Learning Long Range Spatio-Temporal Representations over Continuous Time Dynamic Graphs with State Space Models

Continuous-time dynamic graphs (CTDGs) provide a richer framework to capture fine-grained temporal patterns in evolving relational data. Long-range information propagation is a key challenge while learning representations, wherein it is important to retain and update information over long temporal horizons. Existing approaches restrict models to capture one-hop or local temporal neighborhoods and fail to capture multi-hop or global structural patterns. To mitigate this, we derive a parameter-efficient state-space modeling framework for continuous-time dynamic graphs $\texttt{(CTDG-SSM)}$ from first principles.

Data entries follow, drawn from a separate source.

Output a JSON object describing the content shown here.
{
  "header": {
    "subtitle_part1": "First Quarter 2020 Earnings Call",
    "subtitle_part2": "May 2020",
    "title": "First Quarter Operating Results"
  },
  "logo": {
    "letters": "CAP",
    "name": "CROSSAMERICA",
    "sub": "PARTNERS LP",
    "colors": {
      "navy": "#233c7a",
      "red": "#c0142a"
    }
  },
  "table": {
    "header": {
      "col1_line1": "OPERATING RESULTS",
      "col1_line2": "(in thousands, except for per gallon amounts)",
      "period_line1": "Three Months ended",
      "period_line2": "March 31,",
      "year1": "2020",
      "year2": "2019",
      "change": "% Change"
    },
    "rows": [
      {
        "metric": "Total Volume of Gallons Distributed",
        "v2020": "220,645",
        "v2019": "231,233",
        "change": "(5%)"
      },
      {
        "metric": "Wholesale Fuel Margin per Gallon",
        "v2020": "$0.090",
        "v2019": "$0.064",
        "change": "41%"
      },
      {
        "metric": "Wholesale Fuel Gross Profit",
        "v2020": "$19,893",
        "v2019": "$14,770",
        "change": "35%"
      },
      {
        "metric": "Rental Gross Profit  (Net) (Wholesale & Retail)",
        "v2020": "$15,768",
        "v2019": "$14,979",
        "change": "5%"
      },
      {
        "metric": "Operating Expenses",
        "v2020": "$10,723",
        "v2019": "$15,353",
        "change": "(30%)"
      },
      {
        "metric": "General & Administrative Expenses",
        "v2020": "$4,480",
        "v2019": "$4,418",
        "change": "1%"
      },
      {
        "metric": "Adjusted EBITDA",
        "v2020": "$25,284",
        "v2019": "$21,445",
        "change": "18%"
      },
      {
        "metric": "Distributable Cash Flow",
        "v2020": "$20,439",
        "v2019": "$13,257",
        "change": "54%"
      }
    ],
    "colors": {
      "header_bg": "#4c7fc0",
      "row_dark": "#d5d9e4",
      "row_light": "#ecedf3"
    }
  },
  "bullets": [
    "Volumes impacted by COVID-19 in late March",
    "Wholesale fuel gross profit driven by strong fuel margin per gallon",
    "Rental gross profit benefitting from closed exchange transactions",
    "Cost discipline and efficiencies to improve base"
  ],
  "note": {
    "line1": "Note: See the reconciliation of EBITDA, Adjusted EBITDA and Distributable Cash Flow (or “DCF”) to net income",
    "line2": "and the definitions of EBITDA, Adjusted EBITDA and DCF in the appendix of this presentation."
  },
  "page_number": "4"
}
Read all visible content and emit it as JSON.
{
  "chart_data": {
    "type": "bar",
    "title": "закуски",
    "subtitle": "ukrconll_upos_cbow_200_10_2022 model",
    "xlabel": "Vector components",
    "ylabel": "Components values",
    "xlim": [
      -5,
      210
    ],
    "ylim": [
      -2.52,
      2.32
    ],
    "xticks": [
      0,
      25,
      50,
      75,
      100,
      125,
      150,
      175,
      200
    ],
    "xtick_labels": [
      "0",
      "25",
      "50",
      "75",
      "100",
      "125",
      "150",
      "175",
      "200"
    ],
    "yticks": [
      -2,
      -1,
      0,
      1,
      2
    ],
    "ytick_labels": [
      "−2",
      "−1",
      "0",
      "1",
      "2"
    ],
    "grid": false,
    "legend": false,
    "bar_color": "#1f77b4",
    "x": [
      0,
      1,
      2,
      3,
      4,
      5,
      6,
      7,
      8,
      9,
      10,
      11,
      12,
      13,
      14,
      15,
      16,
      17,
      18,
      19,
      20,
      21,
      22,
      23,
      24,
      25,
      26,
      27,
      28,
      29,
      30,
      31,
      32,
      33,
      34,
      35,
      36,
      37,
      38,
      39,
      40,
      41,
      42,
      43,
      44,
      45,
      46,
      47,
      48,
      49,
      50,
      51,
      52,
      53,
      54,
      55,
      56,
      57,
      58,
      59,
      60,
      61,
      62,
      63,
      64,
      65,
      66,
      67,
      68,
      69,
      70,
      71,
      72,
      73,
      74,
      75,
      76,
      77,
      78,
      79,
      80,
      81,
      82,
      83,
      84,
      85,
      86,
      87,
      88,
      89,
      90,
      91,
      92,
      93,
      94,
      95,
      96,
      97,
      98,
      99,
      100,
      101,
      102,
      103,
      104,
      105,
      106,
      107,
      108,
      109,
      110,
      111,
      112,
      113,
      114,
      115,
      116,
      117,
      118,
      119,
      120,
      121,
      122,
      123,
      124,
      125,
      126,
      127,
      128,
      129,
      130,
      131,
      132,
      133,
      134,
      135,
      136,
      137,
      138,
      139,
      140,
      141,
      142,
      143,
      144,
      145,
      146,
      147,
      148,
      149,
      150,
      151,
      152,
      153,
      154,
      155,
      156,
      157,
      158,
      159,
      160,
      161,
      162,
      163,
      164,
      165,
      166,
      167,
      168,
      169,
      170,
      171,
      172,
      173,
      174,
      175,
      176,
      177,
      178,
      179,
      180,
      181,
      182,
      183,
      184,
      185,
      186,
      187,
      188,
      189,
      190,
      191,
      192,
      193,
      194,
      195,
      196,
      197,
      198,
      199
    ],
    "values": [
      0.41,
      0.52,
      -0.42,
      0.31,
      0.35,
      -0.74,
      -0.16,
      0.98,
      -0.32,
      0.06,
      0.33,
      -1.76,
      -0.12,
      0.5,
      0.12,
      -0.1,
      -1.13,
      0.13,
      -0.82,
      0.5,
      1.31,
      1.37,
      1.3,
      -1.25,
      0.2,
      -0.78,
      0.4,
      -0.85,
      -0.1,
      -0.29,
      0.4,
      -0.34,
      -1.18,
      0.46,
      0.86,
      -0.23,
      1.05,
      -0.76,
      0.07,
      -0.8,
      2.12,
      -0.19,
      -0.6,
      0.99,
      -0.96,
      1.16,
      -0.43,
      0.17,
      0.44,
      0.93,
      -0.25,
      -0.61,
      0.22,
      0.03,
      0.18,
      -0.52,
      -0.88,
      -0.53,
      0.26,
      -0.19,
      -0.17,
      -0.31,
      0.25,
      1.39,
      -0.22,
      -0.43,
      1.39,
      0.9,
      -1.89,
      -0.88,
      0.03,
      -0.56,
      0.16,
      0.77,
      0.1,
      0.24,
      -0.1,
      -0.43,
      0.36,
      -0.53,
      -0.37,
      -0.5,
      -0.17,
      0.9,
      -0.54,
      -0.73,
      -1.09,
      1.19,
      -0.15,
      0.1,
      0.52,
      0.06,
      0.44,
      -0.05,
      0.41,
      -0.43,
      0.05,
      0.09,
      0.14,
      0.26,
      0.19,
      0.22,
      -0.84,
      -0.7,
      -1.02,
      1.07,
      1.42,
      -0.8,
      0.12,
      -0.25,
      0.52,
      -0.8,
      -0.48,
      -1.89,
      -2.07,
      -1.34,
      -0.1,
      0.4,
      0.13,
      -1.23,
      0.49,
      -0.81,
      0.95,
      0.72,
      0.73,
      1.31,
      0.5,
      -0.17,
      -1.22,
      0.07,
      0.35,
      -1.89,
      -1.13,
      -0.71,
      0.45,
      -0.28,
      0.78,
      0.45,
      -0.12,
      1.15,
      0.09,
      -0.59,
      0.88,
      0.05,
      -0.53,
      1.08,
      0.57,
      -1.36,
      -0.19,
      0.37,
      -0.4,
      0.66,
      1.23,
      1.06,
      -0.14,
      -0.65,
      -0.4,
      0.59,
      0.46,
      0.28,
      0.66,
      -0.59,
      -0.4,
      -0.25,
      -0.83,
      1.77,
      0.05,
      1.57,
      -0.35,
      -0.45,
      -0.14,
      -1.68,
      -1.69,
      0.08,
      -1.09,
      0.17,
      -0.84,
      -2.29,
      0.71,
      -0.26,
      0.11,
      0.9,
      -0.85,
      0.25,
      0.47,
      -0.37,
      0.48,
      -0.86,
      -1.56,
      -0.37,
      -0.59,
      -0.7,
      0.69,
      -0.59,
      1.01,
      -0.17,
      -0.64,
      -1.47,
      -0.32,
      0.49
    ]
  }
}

We first introduce continuous-time Topology-Aware higher order polynomial projection operator ($\texttt{CTT-HiPPO}$), a novel memory-based reformulation of $\texttt{HiPPO}$ to jointly encode temporal dynamics and graph structure. The solution from $\texttt{CTT-HiPPO}$ are obtained by projecting the classical HiPPO solution through a polynomial of the Laplacian matrix, yielding topology-aware memory updates that admit an equivalent state-space formulation for CTDGs ($\texttt{CTDG-SSM}$). Then a computationally efficient discrete formulation is obtained using the zero-order hold approach for model implementation. Across benchmarks on dynamic link prediction, dynamic node classification, and sequence classification, $\texttt{CTDG-SSM}$ achieves state-of-the-art performance. Notably, it achieves large performance gains on datasets that require long range temporal (LRT) and spatial reasoning.